We identified the p.Val603Phe variant in OTOA gene which was previously reported in an Algerian family [33]. In Ammar-Khodja et al. 2015 study, two related patients carrying a homozygous missense mutation (c.1807G > T: p.Val603Phe) in OTOA gene were reported. This missense mutation was predicted to be pathogenic by PolyPhen-2, SIFT and Mutation Taster programs, and also predicted to affect the acceptor site of intron 18 by NNSPLICE prediction program [33]. Furthermore, the clinical significance of this variant in ClinVar is uncertain. According to ClinGen gene curation process, cautions should be used when evaluating missense variants in this gene as it has a pseudogene. Segregation analysis of this previously reported HI variant proved that it was absent in one affected member and found in heterozygous state in two other affected members in the same family. It is important to note that genetic heterogeneity of HI is common even within the same family. However, even though a second variant in OTOA or a different gene could explain the deafness in this family, we believe that lack of segregation of this OTOA variant, further support its classification as variant of unknown significance According to the ACMG/AMP guidelines (Table 3).

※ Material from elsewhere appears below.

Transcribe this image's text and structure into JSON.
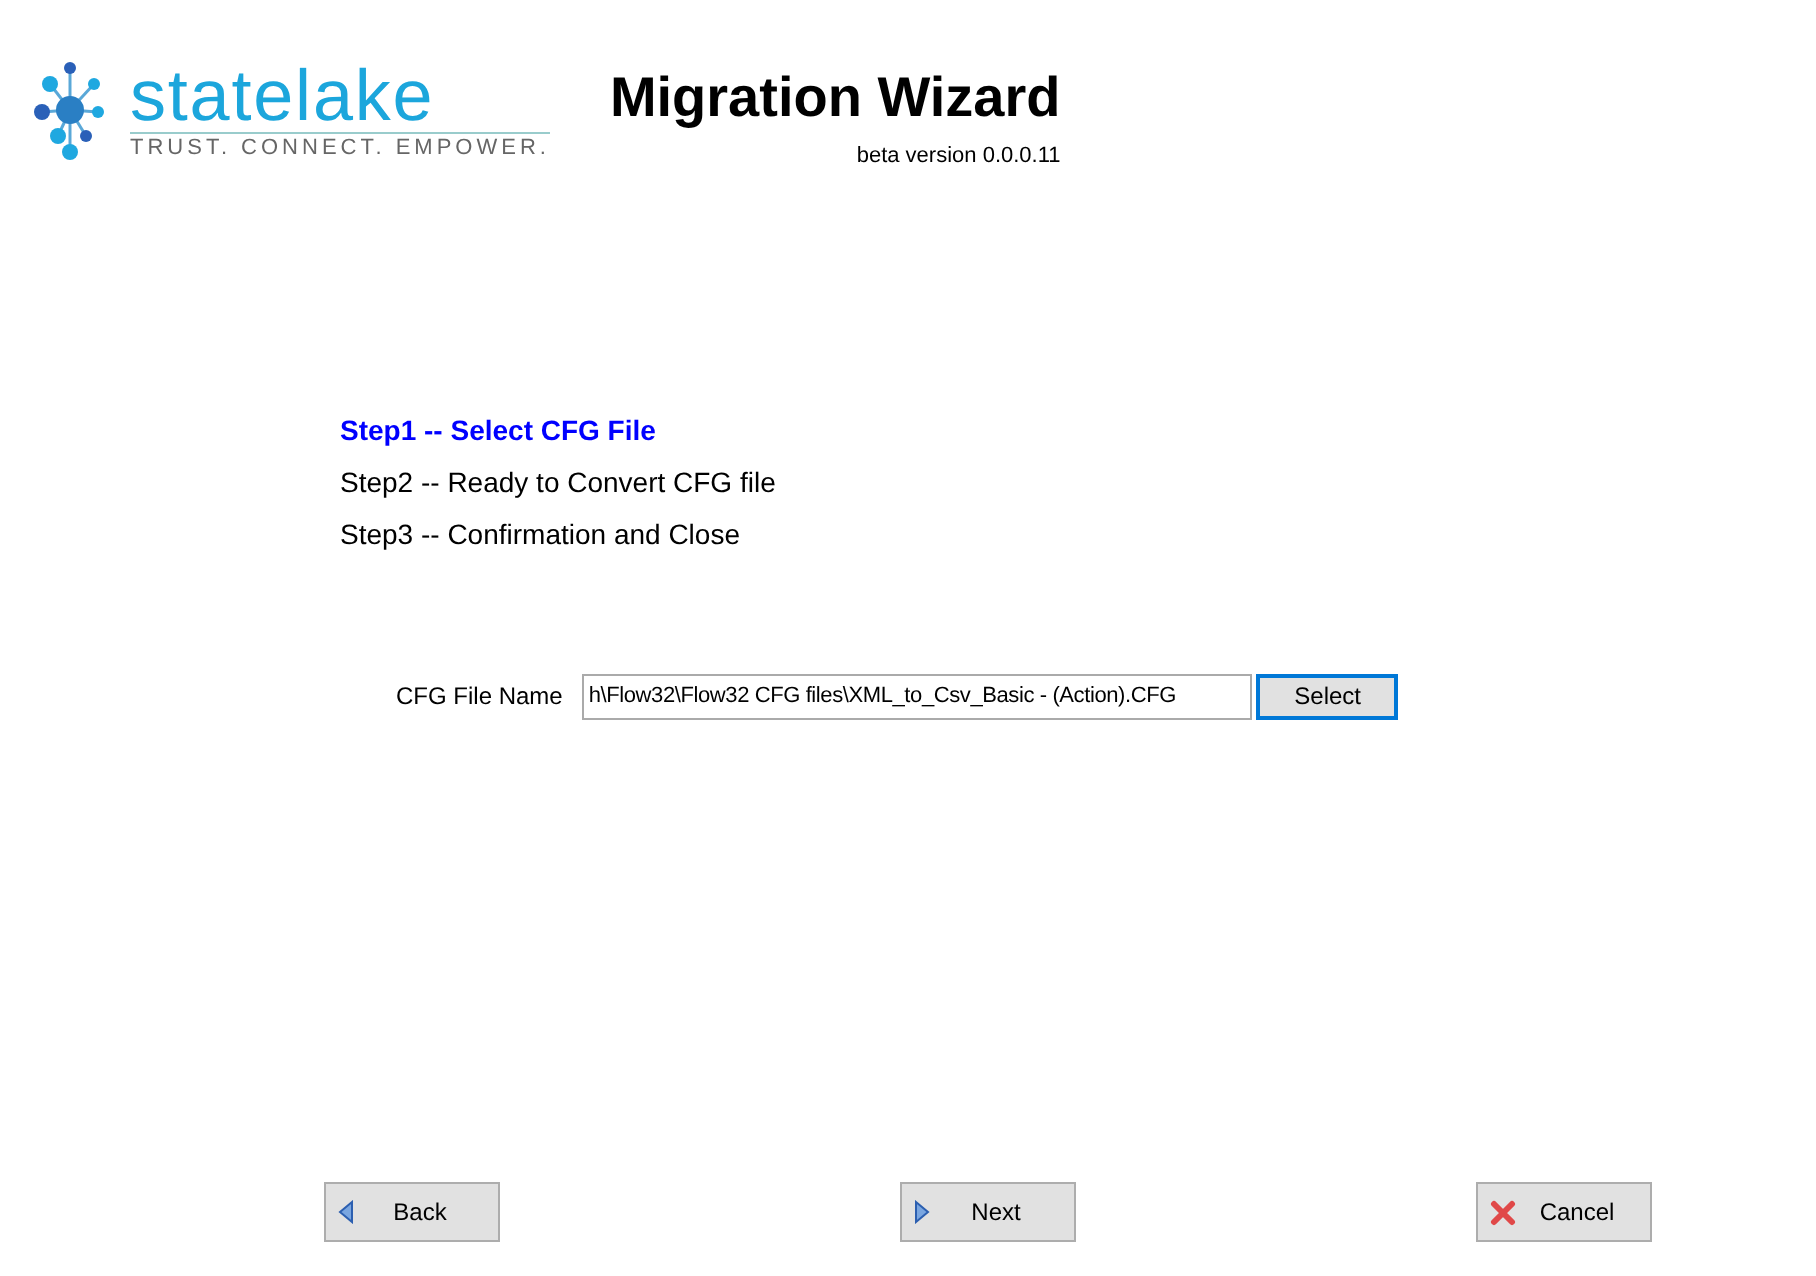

In conclusion, our findings do not only exhibit the usefulness of the targeted NGS approach in the identification and diagnosis of genetic mutations affecting HI in Tunisian families (11 identified pathogenic variants, 5 of which are novel and two newly identified in Tunisian population), but would also have global impact with introduction of new evidence which improve our knowledge concerning clinical relevance of HI causing genes and variants.

Finally, we believe that our findings would be useful for the curation activities of the ClinGen Hearing Loss working group especially in re-evaluating HI gene-disease validity as well as variants pathogenicity.

Ethics approval

This study was approved by the Regional Committee of the Protection of Persons, Sfax, Tunisia. Ethical committee number for the study: CPP SUD N°28/2019.

Declaration of Competing Interest

The authors declared that there is no conflict of interest.